Although we don't believe in timing the market or panicking over daily movements, we do like to keep an eye on market changes -- just in case they're material to our investing thesis.
After a two-day decline that had the Dow Jones Industrial Average (DJINDICES:^DJI) take a nearly 300-point haircut, stocks edged cautiously higher on Wednesday after President Obama nominated Janet Yellen to be the next chairperson of the Federal Reserve. Yellen is seen as a dovish candidate, one who would be reluctant to rein in the Fed's stimulus infusions too dramatically or too quickly. With the debt ceiling debacle still at the forefront of investors' minds, the Dow managed to tack on 26 points, or 0.2%.
AT&T (NYSE:T) led the blue-chip index higher, gaining 1.9% as the telecom sector ended as the best-performing area of the markets. There's talk that AT&T is looking to Europe for an acquisition in order to fuel future growth, which would greatly expand the carrier's subscriber base. While that sounds like a no-brainer, the trouble with Europe is its pesky regulations -- which aren't standardized -- not to mention its stiff competition.
Ironically following the lead of the much-smaller Hewlett-Packard, shares of IBM (NYSE:IBM) were up 1.5% on Wednesday as bullish comments from HP CEO Meg Whitman at a meeting with analysts sent some tech stocks higher.
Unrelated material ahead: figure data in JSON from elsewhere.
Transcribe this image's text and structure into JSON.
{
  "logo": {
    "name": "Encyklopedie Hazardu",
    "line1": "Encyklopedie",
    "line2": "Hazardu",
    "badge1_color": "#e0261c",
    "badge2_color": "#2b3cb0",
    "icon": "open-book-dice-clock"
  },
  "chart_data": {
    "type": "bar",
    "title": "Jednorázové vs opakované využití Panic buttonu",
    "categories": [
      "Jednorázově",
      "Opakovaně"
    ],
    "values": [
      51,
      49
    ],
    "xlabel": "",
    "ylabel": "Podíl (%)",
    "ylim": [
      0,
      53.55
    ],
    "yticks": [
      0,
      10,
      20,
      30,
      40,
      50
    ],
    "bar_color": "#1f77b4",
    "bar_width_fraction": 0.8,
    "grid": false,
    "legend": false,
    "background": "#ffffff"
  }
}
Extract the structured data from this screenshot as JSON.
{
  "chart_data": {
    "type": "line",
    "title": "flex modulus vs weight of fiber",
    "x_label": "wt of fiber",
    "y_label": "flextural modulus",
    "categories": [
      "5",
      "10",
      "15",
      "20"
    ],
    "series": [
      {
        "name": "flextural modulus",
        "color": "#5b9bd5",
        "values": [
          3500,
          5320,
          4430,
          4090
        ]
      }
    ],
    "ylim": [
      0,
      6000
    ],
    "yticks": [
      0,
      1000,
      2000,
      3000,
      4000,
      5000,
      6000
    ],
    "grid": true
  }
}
Even though HP was recently booted from the Dow and IBM is the index's second-heaviest weighted component, Wall Street can't help itself, often treating news from one company as if it applied to its perceived peers as well.
Boeing (NYSE:BA) lost 0.8% as markets digested news that Japan Airlines is dropping Boeing to go with competitor Airbus. Not only is this an obvious blow to Boeing's recurring revenue logged by having an agreement with an airline, but it casts doubt into the future of the company's supply chain. Boeing has typically gone to Japan for a big chunk of its components, but with the love only flowing one way, the aerospace giant may choose to take its business elsewhere.
Lastly, Merck (NYSE:MRK) shed 1% as Credit Suisse initiated coverage of the stock, awarding shares a neutral rating. For those unfamiliar with the world of Wall Street analysts, anything less than a buy recommendation is fairly disappointing. Then again, analysts are often one or two steps behind the game, touting the opportunity in a stock after a giant run-up or dismissing a stock as useless after it's sold off.